DIA finished Friday within a few cents of its all-time high set only five minutes before the close. Such a strong close at the end of a day, and even more so at the end of a week, illustrates how investor sentiment has swung to an extremely bullish outlook. Investors didn’t want to end the week without having as much money invested as possible. This rush to buy could be more of a bearish indicator from a contrarian point of view because there are very few bears left. When bears become scarce, it leaves few buyers who are not already fully invested and that’s when stocks tend to hit weakness. The American Association of Individual Investors survey showed 58.8% bullish in its most recent survey compared to the historical average of 38.5%. Only 15.6% of those surveyed considered themselves to be bearish. That’s nearly half of the 30.5% historical average.

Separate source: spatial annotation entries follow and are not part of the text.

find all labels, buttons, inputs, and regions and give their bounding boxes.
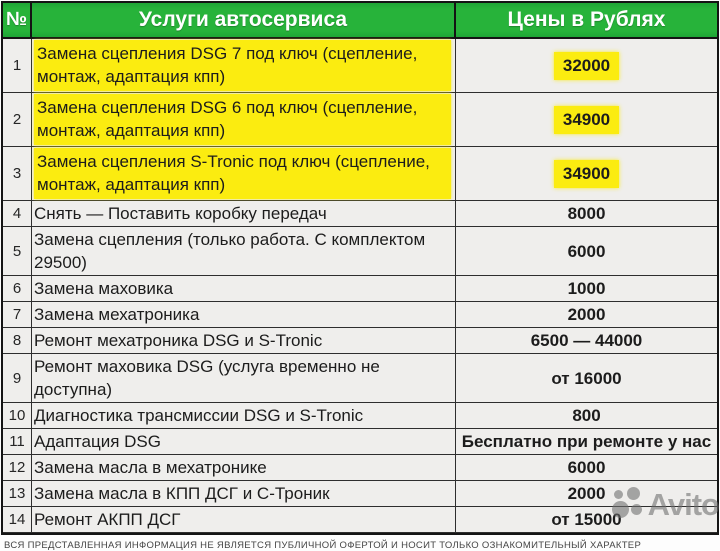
- service-name: Замена масла в КПП ДСГ и С-Троник: [32, 481, 456, 507]
- col-header-number: №: [3, 3, 32, 39]
- row-number: 9: [3, 354, 32, 403]
- service-price: от 16000: [456, 354, 717, 403]
- row-number: 10: [3, 403, 32, 429]
- row-number: 7: [3, 302, 32, 328]
- service-price: Бесплатно при ремонте у нас: [456, 429, 717, 455]
- service-price: 1000: [456, 276, 717, 302]
- row-number: 11: [3, 429, 32, 455]
- service-name: Замена сцепления DSG 6 под ключ (сцеплен…: [32, 93, 456, 147]
- service-name: Ремонт АКПП ДСГ: [32, 507, 456, 533]
- service-name: Замена сцепления (только работа. С компл…: [32, 227, 456, 276]
- price-table: № Услуги автосервиса Цены в Рублях 1 Заме…: [1, 1, 719, 535]
- col-header-services: Услуги автосервиса: [32, 3, 456, 39]
- col-header-prices: Цены в Рублях: [456, 3, 717, 39]
- service-price: от 15000: [456, 507, 717, 533]
- service-name: Ремонт мехатроника DSG и S-Tronic: [32, 328, 456, 354]
- service-price: 2000: [456, 302, 717, 328]
- service-price: 6500 — 44000: [456, 328, 717, 354]
- service-price: 8000: [456, 201, 717, 227]
- row-number: 14: [3, 507, 32, 533]
- row-number: 12: [3, 455, 32, 481]
- row-number: 4: [3, 201, 32, 227]
- service-name: Диагностика трансмиссии DSG и S-Tronic: [32, 403, 456, 429]
- row-number: 13: [3, 481, 32, 507]
- service-name: Замена сцепления DSG 7 под ключ (сцеплен…: [32, 39, 456, 93]
- service-price: 800: [456, 403, 717, 429]
- service-price: 6000: [456, 455, 717, 481]
- service-name: Замена масла в мехатронике: [32, 455, 456, 481]
- disclaimer-text: ВСЯ ПРЕДСТАВЛЕННАЯ ИНФОРМАЦИЯ НЕ ЯВЛЯЕТС…: [4, 540, 642, 551]
- row-number: 6: [3, 276, 32, 302]
- service-name: Ремонт маховика DSG (услуга временно не …: [32, 354, 456, 403]
- row-number: 2: [3, 93, 32, 147]
- service-name: Снять — Поставить коробку передач: [32, 201, 456, 227]
- row-number: 5: [3, 227, 32, 276]
- service-price: 34900: [456, 93, 717, 147]
- row-number: 1: [3, 39, 32, 93]
- row-number: 8: [3, 328, 32, 354]
- service-name: Адаптация DSG: [32, 429, 456, 455]
- row-number: 3: [3, 147, 32, 201]
- service-price: 34900: [456, 147, 717, 201]
- service-price: 32000: [456, 39, 717, 93]
- service-price: 6000: [456, 227, 717, 276]
- service-price: 2000: [456, 481, 717, 507]
- service-name: Замена мехатроника: [32, 302, 456, 328]
- service-name: Замена маховика: [32, 276, 456, 302]
- service-name: Замена сцепления S-Tronic под ключ (сцеп…: [32, 147, 456, 201]
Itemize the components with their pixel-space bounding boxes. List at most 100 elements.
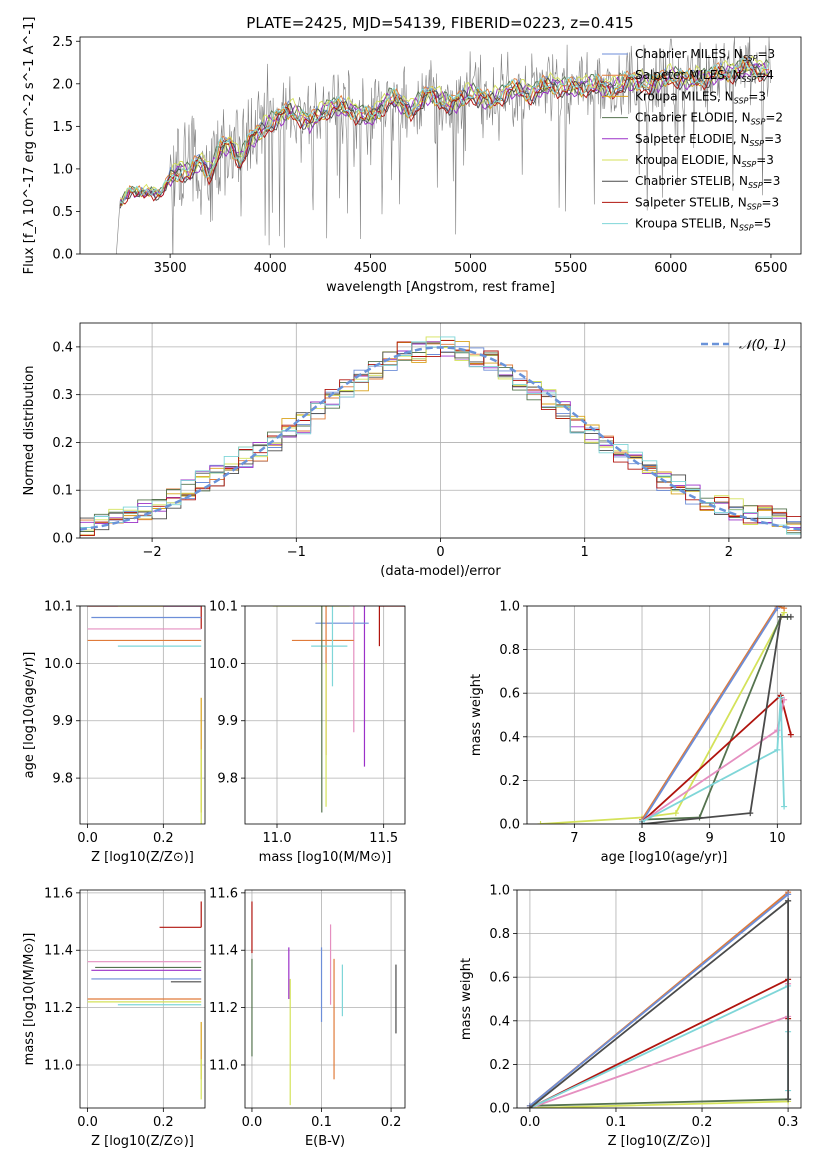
panel-weight-vs-Z: 0.0 0.1 0.2 0.3 0.0 0.2 0.4 0.6 0.8 1.0 Z [log10(Z… bbox=[459, 884, 802, 1149]
x-tick-label: 0.0 bbox=[77, 831, 98, 846]
y-tick-label: 11.4 bbox=[209, 944, 238, 959]
y-tick-label: 0.6 bbox=[499, 687, 520, 702]
plot-area bbox=[251, 901, 397, 1106]
y-tick-label: 1.5 bbox=[52, 120, 73, 135]
legend-label: Salpeter ELODIE, NSSP=3 bbox=[635, 132, 782, 148]
y-axis-label: Flux [f_λ 10^-17 erg cm^-2 s^-1 A^-1] bbox=[22, 17, 37, 275]
histogram-step bbox=[80, 336, 801, 535]
x-tick-label: 0.0 bbox=[520, 1115, 541, 1130]
y-tick-label: 11.6 bbox=[44, 886, 73, 901]
y-tick-label: 11.2 bbox=[209, 1001, 238, 1016]
plot-area bbox=[537, 606, 794, 824]
y-tick-label: 0.4 bbox=[489, 1014, 510, 1029]
weight-marker bbox=[785, 891, 792, 898]
y-tick-label: 0.4 bbox=[52, 340, 73, 355]
y-tick-label: 0.0 bbox=[52, 532, 73, 547]
x-tick-label: 1 bbox=[581, 545, 589, 560]
y-tick-label: 9.8 bbox=[217, 772, 238, 787]
weight-line bbox=[529, 1100, 789, 1108]
y-tick-label: 11.0 bbox=[44, 1058, 73, 1073]
weight-line bbox=[641, 693, 792, 823]
y-tick-label: 0.2 bbox=[52, 436, 73, 451]
y-tick-label: 0.6 bbox=[489, 971, 510, 986]
y-axis-label: mass weight bbox=[459, 958, 474, 1040]
y-axis-label: Normed distribution bbox=[22, 366, 37, 496]
x-axis-label: Z [log10(Z/Z⊙)] bbox=[91, 850, 194, 865]
weight-line bbox=[641, 697, 785, 823]
panel-mass-vs-Z: 0.0 0.2 11.0 11.2 11.4 11.6 Z [log10(Z/Z⊙)] mas… bbox=[22, 886, 206, 1149]
x-tick-label: 0.2 bbox=[381, 1115, 402, 1130]
x-tick-label: 0.3 bbox=[778, 1115, 799, 1130]
x-axis-label: Z [log10(Z/Z⊙)] bbox=[608, 1134, 711, 1149]
x-tick-label: 7 bbox=[570, 831, 578, 846]
y-tick-label: 10.0 bbox=[44, 657, 73, 672]
y-tick-label: 11.0 bbox=[209, 1058, 238, 1073]
y-tick-label: 0.4 bbox=[499, 730, 520, 745]
y-tick-label: 10.1 bbox=[44, 600, 73, 615]
x-tick-label: 3500 bbox=[154, 261, 187, 276]
weight-marker bbox=[672, 810, 679, 817]
y-tick-label: 0.0 bbox=[499, 818, 520, 833]
panel-weight-vs-age: 7 8 9 10 0.0 0.2 0.4 0.6 0.8 1.0 age [log10(age/yr… bbox=[469, 600, 802, 865]
x-tick-label: 0.0 bbox=[77, 1115, 98, 1130]
weight-marker bbox=[785, 897, 792, 904]
axes-frame bbox=[79, 322, 802, 539]
legend-label: Kroupa STELIB, NSSP=5 bbox=[635, 217, 771, 233]
y-tick-label: 11.2 bbox=[44, 1001, 73, 1016]
axes-frame bbox=[79, 605, 206, 825]
axes-frame bbox=[79, 36, 802, 255]
x-tick-label: 0.2 bbox=[153, 831, 174, 846]
legend-label: Salpeter STELIB, NSSP=3 bbox=[635, 195, 779, 211]
weight-marker bbox=[777, 694, 784, 701]
plot-area bbox=[80, 336, 801, 537]
weight-marker bbox=[526, 1105, 533, 1108]
weight-line bbox=[641, 616, 791, 824]
y-tick-label: 0.3 bbox=[52, 388, 73, 403]
x-tick-label: 11.0 bbox=[263, 831, 292, 846]
weight-marker bbox=[787, 731, 794, 738]
axes-frame bbox=[526, 605, 802, 825]
y-tick-label: 9.8 bbox=[52, 772, 73, 787]
x-axis-label: Z [log10(Z/Z⊙)] bbox=[91, 1134, 194, 1149]
legend-label: Salpeter MILES, NSSP=4 bbox=[635, 68, 774, 84]
panels-layer: 3500 4000 4500 5000 5500 6000 6500 0.0 0.5 1.0 1.5… bbox=[22, 17, 802, 1149]
legend-label: Chabrier STELIB, NSSP=3 bbox=[635, 174, 780, 190]
y-axis-label: age [log10(age/yr)] bbox=[22, 652, 37, 779]
y-tick-label: 10.0 bbox=[209, 657, 238, 672]
plot-area bbox=[87, 901, 202, 1100]
x-tick-label: 0.2 bbox=[153, 1115, 174, 1130]
x-tick-label: 0.2 bbox=[692, 1115, 713, 1130]
weight-marker bbox=[639, 821, 646, 824]
plot-area bbox=[272, 606, 405, 813]
x-tick-label: 5500 bbox=[554, 261, 587, 276]
legend-label: Chabrier ELODIE, NSSP=2 bbox=[635, 111, 783, 127]
y-tick-label: 1.0 bbox=[52, 162, 73, 177]
model-line bbox=[119, 55, 770, 201]
legend: Chabrier MILES, NSSP=3 Salpeter MILES, NS… bbox=[602, 47, 783, 233]
y-axis-label: mass weight bbox=[469, 674, 484, 756]
panel-spectrum: 3500 4000 4500 5000 5500 6000 6500 0.0 0.5 1.0 1.5… bbox=[22, 17, 802, 295]
y-axis-label: mass [log10(M/M⊙)] bbox=[22, 933, 37, 1066]
weight-marker bbox=[774, 746, 781, 753]
x-tick-label: 0.1 bbox=[606, 1115, 627, 1130]
y-tick-label: 0.2 bbox=[489, 1058, 510, 1073]
x-axis-label: mass [log10(M/M⊙)] bbox=[259, 850, 392, 865]
y-tick-label: 9.9 bbox=[52, 714, 73, 729]
legend-label: Chabrier MILES, NSSP=3 bbox=[635, 47, 775, 63]
x-tick-label: 0.1 bbox=[311, 1115, 332, 1130]
x-tick-label: 0.0 bbox=[242, 1115, 263, 1130]
y-tick-label: 0.8 bbox=[489, 927, 510, 942]
legend: 𝒩(0, 1) bbox=[701, 338, 786, 353]
weight-marker bbox=[777, 613, 784, 620]
x-tick-label: 10 bbox=[769, 831, 786, 846]
x-tick-label: 2 bbox=[725, 545, 733, 560]
weight-marker bbox=[785, 1096, 792, 1103]
model-line bbox=[119, 57, 770, 205]
y-tick-label: 2.5 bbox=[52, 35, 73, 50]
y-tick-label: 0.5 bbox=[52, 205, 73, 220]
weight-line bbox=[529, 1098, 789, 1107]
panel-age-vs-Z: 0.0 0.2 9.8 9.9 10.0 10.1 Z [log10(Z/Z⊙)] age [… bbox=[22, 600, 206, 865]
y-tick-label: 2.0 bbox=[52, 77, 73, 92]
legend-label: Kroupa MILES, NSSP=3 bbox=[635, 89, 766, 105]
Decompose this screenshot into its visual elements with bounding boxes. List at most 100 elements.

These qualitative numbers complement what the more subjective technical analysis shows – the market may be overbought and due for a correction finally. I only drew two trend lines on this chart. The lower line shows the trend line of higher lows and the upper line shows the trend line of higher highs. When the large-cap ETF hits the upper trend line it tends to take a break and move sideways, if not lower. When the ETF revisits the lower trend line, it finds support and moves higher. Eventually this trading pattern will break higher or lower and the trend will change. As of Friday’s close, DIA is close to where it could find resistance to higher prices again and will begin the retreat towards the lower line.
The trend line of higher lows is less than 4% below Friday’s close. If DIA follows the pattern of the past few months, this 4% drop would be exactly what the index needs to reset again before resuming its rally. Once traders see support from the lower trend line again, the buyers will jump back into their bullish stances and push stocks higher. Cautious investors need to wait for support and possibly miss the short-term low before allocating more cash reserves into the riskier investment. Aggressive buyers can enter their orders when DIA gets close to the ascending trend line and risk support not working this time.
The three moving averages shown on this chart are the 10, 20, and 50-day moving averages currently at $248.56, $247.08, and $240.51 respectively. Each of these moving averages could provide temporary support for the ETF. Each break below a moving average is another reason for the bears to gather momentum and pull stocks lower. A decline to the 50-day moving average would be a 4.8% drop, but even if the stocks began to decline on Monday, the moving average would continue inching higher and might meet DIA closer to a 4.0% decline, the biggest drop for the Dow in over a year. I didn’t include the 100 and 200-day moving averages at $231.96 and $221.85 respectively, but they will be worth watching if the 50-day moving average breaks support. The 200-day moving average is 12.2% below Friday’s closing price. A drop of 10% is considered a “correction” by definition and can be a catalyst for bulls to return. The DIA would be very close to its 200-day moving average with a correction such as this, which could offer a second reason for buyers to return to the market.
The Williams % R indicator shows overbought and oversold conditions. A stock or index can remain overbought or oversold for weeks or months at a time (see the past four months on the 56-day indicator at the bottom of the chart). The change in sentiment is what matters. When Williams %R falls below the gray overbought area in each of the three periods noted on this chart, traders know a price decline could be more severe than the usual daily and weekly ebbs and flows. Williams %R is close to extreme overbought levels as of Friday’s close, which throws up a warning signal, but not enough to abandon a thriving market yet. The warning sign could switch to an obvious sell signal soon and will keep traders’ attention as we wait for the inevitable correction. I still see this market as one that investors should buy the dips, but we don’t have to rush into any dip before we see the falling knife has landed.